"Des feux dans ces mots" est une pièce de théâtre créée à partir des témoignages de victime et des récits de témoins, recueillis après l’assassinat de Jonathan, Gabriel, Arié Sandler et de Myriam Monsonego à l'école Ozar Hatorah. "Ce tissage de mots" mis en harmonie a donné naissance à un texte qui sera lu par des comédiens ce mardi 15 mars.
Le 19 mars 2012, à l'école juive Ozar Hatorah située rue Jules Dalou à Toulouse, Mohammed Merah assassinait Jonathan, Gabriel et Arié Sandler et Myriam Monsonego.
En préparation du 10eme anniversaire de cette tragédie, l’association "Militants des Savoirs" a souhaité mettre en œuvre un projet de recherche autour des témoignages des victimes et des récits de témoins. Anciens élèves, parents d’élèves, enseignants, habitants de la rue Jules Dalou. Ce travail scientifique de deux ans mené par Séraphin Alava, enseignant-chercheur à l’Université de Toulouse, et son équipe a été transmis à Gabriel de Richaud. Le dramaturge s’est emparé de ce projet autour du travail de mémoire et du vivre ensemble.

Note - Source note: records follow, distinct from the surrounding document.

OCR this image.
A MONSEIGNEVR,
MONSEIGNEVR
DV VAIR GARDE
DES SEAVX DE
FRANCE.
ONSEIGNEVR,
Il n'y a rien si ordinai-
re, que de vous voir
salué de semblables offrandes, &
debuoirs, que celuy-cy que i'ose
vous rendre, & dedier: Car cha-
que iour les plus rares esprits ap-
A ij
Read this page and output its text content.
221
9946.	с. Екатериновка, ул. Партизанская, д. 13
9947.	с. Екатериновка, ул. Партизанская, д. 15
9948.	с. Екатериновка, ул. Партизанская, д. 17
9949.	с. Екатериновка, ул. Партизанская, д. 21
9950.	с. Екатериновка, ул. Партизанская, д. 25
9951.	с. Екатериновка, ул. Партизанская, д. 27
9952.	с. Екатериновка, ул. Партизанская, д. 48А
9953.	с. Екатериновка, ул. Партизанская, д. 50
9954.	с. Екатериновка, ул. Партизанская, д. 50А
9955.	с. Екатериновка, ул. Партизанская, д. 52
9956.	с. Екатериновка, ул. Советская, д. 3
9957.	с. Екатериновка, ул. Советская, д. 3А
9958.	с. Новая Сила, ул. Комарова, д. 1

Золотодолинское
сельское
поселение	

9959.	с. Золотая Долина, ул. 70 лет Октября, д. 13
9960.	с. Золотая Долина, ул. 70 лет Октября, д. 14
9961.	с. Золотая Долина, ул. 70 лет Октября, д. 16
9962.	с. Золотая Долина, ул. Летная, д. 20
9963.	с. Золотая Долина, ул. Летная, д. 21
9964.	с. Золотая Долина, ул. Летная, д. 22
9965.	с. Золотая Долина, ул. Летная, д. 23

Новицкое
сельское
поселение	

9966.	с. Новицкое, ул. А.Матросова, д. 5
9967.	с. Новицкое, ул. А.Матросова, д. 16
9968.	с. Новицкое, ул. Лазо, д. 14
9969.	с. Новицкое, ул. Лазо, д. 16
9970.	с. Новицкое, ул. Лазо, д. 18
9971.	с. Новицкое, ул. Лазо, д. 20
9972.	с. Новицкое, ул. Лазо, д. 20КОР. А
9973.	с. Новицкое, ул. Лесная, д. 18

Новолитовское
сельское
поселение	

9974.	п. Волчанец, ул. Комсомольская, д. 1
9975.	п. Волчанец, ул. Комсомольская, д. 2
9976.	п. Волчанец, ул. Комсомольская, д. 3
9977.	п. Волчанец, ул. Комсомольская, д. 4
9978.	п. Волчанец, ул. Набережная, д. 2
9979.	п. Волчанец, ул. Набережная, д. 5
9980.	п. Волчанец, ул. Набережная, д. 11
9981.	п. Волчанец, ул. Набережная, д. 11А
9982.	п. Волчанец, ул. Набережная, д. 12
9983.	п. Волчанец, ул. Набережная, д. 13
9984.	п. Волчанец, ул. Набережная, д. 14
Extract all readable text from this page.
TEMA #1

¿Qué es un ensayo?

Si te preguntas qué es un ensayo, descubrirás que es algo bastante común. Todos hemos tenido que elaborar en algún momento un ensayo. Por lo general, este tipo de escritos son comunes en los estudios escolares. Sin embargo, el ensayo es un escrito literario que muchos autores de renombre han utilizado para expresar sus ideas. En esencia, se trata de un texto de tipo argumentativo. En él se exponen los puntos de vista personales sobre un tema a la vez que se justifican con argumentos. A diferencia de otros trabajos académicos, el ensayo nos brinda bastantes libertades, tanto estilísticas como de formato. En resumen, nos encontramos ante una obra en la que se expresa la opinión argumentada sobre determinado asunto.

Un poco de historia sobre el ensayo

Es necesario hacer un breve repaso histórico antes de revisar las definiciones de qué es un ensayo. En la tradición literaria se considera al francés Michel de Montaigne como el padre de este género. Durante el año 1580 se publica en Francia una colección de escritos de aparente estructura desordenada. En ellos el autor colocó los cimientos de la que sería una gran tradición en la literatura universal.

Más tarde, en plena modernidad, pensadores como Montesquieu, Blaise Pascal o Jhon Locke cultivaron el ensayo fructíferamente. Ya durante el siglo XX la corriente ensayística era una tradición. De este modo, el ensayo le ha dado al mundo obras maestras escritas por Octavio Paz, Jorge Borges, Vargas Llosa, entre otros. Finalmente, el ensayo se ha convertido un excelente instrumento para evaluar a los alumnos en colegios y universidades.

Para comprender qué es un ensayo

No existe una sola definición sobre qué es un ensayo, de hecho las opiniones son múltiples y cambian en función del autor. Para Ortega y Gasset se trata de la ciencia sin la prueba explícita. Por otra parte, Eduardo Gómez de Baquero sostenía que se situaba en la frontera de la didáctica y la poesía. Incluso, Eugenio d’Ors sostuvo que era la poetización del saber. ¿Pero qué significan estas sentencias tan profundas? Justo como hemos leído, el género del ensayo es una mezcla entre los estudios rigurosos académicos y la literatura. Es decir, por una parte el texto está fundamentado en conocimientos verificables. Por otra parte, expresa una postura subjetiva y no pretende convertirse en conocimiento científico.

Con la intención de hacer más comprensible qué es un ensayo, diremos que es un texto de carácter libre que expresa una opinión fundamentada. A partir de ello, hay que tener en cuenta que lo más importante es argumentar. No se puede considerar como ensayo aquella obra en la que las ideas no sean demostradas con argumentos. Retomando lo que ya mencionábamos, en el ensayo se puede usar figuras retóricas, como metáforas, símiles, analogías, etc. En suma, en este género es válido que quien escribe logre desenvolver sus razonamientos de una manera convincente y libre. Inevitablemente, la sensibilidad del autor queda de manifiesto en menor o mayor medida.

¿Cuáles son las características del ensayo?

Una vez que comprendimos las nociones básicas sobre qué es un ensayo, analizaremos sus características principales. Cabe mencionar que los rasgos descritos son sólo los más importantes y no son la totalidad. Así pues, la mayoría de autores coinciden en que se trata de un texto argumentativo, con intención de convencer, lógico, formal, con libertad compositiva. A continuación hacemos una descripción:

La première représentation "Des feux dans ces mots" a lieu ce mardi 15 mars à la cave poésie à 19h30, "une pièce de théâtre interprétée par les 6 comédiens de la compagnie Les Fabuliers. Un texte qui retrace seconde après seconde avec tous les angles de regard, la façon dont les personnes, le grand père Sandler, la tante mais aussi les étudiants qui étaient à l’école, des jeunes de l’école, des parents d’élèves, les voisins… ont vécu ce drame, rue Jules Dalou ce jour de l’attentat de Merah", précise Séraphin Alava. Gabriel de Richaud a réalisé "un tissage de mots" à partir de tout ce qui a été dit par les témoins.
"Résilience et vivre ensemble"
Ce travail de longue haleine financé par la région d’Occitanie a donné lieu à un travail artistique théâtral sur le thème de la résilience et du vivre ensemble. Deux ans de travaux pilotés par Séraphin Alava et menés par une équipe constituée de victimologues, sociologues spécialistes de la mémoire qui ont recueilli ces témoignages et récits.
Tout a débuté par un travail d’archivages des documents écrits, radio et vidéo qui ont fourni une information exhaustive sur l’attentat en lui-même, puis sur la période des procès en première instance et appel. Ce travail a permis d’identifier les victimes et témoins, entendus par une équipe de chercheurs.
"C’est toujours très difficile de recueillir ces témoignages, face à un attentat c’est une souffrance extrême. Il y a d’abord du mutisme par la violence des faits, c’est indicible et puis il y a les mots qui viennent. Les mots encore porteurs de souffrance, des feux qui sont à l’intérieur de ces mots. Donc il faut le temps du dialogue pour que la personne se mette à parler, et remette ainsi en action toute l’émotion. Cela permet d’apprivoiser la souffrance qui est là, la rendre plus sociable, plus partageable et aider à faire cette démarche de résilience", explique le professeur Avala.
"C'est une façon de montrer que l'humanité n'est pas assassinée"
Selon lui, 10 ans après les attentats, "il est temps d’engager le dialogue, d’écouter, d’échanger. Renvoyer à l’humanité à partir de ces éléments horribles. L’amie de Myriam par exemple quand elle témoigne, elle la ramène à son enfance, comment elle était. Quand une personne adulte parle de sa peur sur le moment et renvoie à cette humanité, c’est une façon de montrer que l’humanité n’est pas assassinée dans ces attentats, qu’elle est bien présente".
Le deuxième objectif de Séraphin Alava est "de montrer qu’un travail scientifique n’est pas seulement fait pour théoriser, c’est aussi un moyen d’accompagner cette activité de résilience individuelle et sociale". Redonner ainsi la place aux mots qui invitent à la compassion et à comprendre ce qu’il s’est passé. Après Toulouse, la pièce de théâtre "Des Feux dans ces mots" sera jouée à Paris puis Bruxelles. L’objectif de ce projet est "de créer des outils culturels au service d’une action citoyenne".
En octobre prochain, le texte sera présenté aux élèves des lycées d’Occitanie en présence de certains témoins.